Et puis Ida vint, et j'ai suivi ses pas dans la neige !
Anna, orpheline, novice dans un couvent quelque part dans la Pologne des années 60, peint le visage de ce Christ qu'elle aime et qu'elle ira ensuite installer sur une stèle dans le jardin.
La mère supérieure lui révèle qu'elle a une tante, Wanda, qu'elle souhaite que la jeune fille rencontre avant que celle-çi prononce ces voeux.
Elle apprend de sa tante qu'elle est juive - "nonne juive !" s'amuse Wanda" -, que son vrai prénom est Ida, son nom Lebenstein, et que ses parents ont disparus. Morts dans la folie exterminatrice de la Shoa.Toutes deux vont partir à la recherche des ces père et mère.
Le road movie commence.
C'est dans un déroulement de photos en blanc et noir d'une beauté bouleversante, au cadrage parfait, qu'Ida marchera, les yeux grands ouverts, vers ce monde polonais post-stalinien brute et sale, dans l'épais brouillard des non-dits sur les relations polonais-juifs pendant et après la guerre.

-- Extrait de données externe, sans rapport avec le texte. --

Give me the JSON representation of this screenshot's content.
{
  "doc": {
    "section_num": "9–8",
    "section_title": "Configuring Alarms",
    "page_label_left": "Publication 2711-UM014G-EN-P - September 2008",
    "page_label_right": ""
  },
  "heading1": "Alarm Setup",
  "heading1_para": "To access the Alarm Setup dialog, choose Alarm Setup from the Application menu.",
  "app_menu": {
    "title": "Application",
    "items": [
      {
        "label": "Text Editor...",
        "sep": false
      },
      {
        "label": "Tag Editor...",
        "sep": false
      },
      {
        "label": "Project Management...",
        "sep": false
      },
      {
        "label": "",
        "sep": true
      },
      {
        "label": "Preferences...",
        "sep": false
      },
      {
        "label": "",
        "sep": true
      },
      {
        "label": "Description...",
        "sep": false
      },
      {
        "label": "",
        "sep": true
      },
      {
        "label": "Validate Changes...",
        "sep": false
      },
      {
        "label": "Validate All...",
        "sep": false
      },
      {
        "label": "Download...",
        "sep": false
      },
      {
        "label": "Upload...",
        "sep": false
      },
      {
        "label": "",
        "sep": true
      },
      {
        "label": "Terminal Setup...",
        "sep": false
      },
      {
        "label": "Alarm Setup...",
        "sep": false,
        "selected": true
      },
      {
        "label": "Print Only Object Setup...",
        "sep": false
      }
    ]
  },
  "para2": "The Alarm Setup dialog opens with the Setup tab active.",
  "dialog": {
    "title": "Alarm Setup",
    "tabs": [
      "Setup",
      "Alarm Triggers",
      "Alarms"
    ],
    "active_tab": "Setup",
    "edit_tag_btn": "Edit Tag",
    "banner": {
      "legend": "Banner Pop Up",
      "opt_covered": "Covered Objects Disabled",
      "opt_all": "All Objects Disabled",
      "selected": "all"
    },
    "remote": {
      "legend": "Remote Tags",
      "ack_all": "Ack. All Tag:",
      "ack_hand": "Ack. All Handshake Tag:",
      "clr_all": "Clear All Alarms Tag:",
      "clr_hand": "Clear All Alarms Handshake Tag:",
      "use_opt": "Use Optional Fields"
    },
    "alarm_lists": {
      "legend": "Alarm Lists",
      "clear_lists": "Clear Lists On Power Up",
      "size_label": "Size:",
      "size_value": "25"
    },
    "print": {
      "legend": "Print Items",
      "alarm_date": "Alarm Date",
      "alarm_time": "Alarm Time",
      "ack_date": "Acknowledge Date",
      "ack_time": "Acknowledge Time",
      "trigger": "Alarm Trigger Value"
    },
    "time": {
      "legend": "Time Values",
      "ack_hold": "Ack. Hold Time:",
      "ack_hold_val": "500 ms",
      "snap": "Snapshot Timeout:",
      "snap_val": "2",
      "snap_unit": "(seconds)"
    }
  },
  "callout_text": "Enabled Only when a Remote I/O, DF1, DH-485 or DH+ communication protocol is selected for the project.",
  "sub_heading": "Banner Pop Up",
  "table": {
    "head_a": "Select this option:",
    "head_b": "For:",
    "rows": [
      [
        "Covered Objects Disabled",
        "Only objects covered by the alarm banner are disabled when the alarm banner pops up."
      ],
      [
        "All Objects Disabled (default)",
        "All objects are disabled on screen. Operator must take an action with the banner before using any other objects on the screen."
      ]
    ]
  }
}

La scène se situe dans ce Yiddishland, zone qui comprenait, avant 1939, une partie de la Pologne, le Belarus, l'Ukraine, la Lituanie et la Hongrie, dans laquelle se masseront 12 millions de juifs, pour la plupart dans un dénuement et une pauvreté extrême, souvent chassés par les pogroms russes. C'est ce croissant ashkénase de Vilnius à Budapest, où les juifs parlent leur propre langue, le yiddish, une sorte d'allemand avec des apports hébreux et slaves, appliquent leurs propres lois, vivent séparés des goyims dans leurs shtetls et attendent avec impatience le jour du shabbat pour célébrer et supplier Adonaï clôturant leurs prières par le" Lashanah habaah birouschalaïm " - "l'année prochaine à Jérusalem".
En Pologne, dans le Yiddishland, juifs et polonais sont mélangés. Juifs et Catholiques.
La tragédie peut commencer.
De l'autre côté de la Vistule, vers l'est, la limite de tolérance a créé cette haine de l'autre, du Juif. La pauvreté, la guerre, la propagande nazie ont fini par briser les fragiles équilibres et entraîner des actes terribles.
Mais personne ne parlera, personne n'expiera, la terre recouvrira les morts et les disparus. L'herbe et les arbres ont poussé dessus.
Peuple polonais massacré, peuple juif exterminé.
Peuples en haillons, grattant, fouillant la terre, à quatre pattes, cherchant des souvenirs, un morceau d'étoffe, des ossements, un ustensile, quelque chose, mordant dans le même pain, se dévorant entre eux, sur cette terre maintes fois retournée et détruite par des hordes sanguinaires.
Plus rien !
Qui condamner ? Y-a t'il assez de lois humaines pour juger l'inconcevable ?
Aucun jugement ne sortira de ce film.
Un cimetière de stèles juives, penchées, abandonnées, disséminées dans une forêt sans doute proche de Kazimierz Dolny au dessus de cette Vistule qui s'étire langoureusement au bas de la colline. C'est là qu'Ida avec Wanda enterrera les ossements de ses parents, le crâne enveloppée dans un châle. Comme on porte un bébé. Délicatement. Bien serré contre soi.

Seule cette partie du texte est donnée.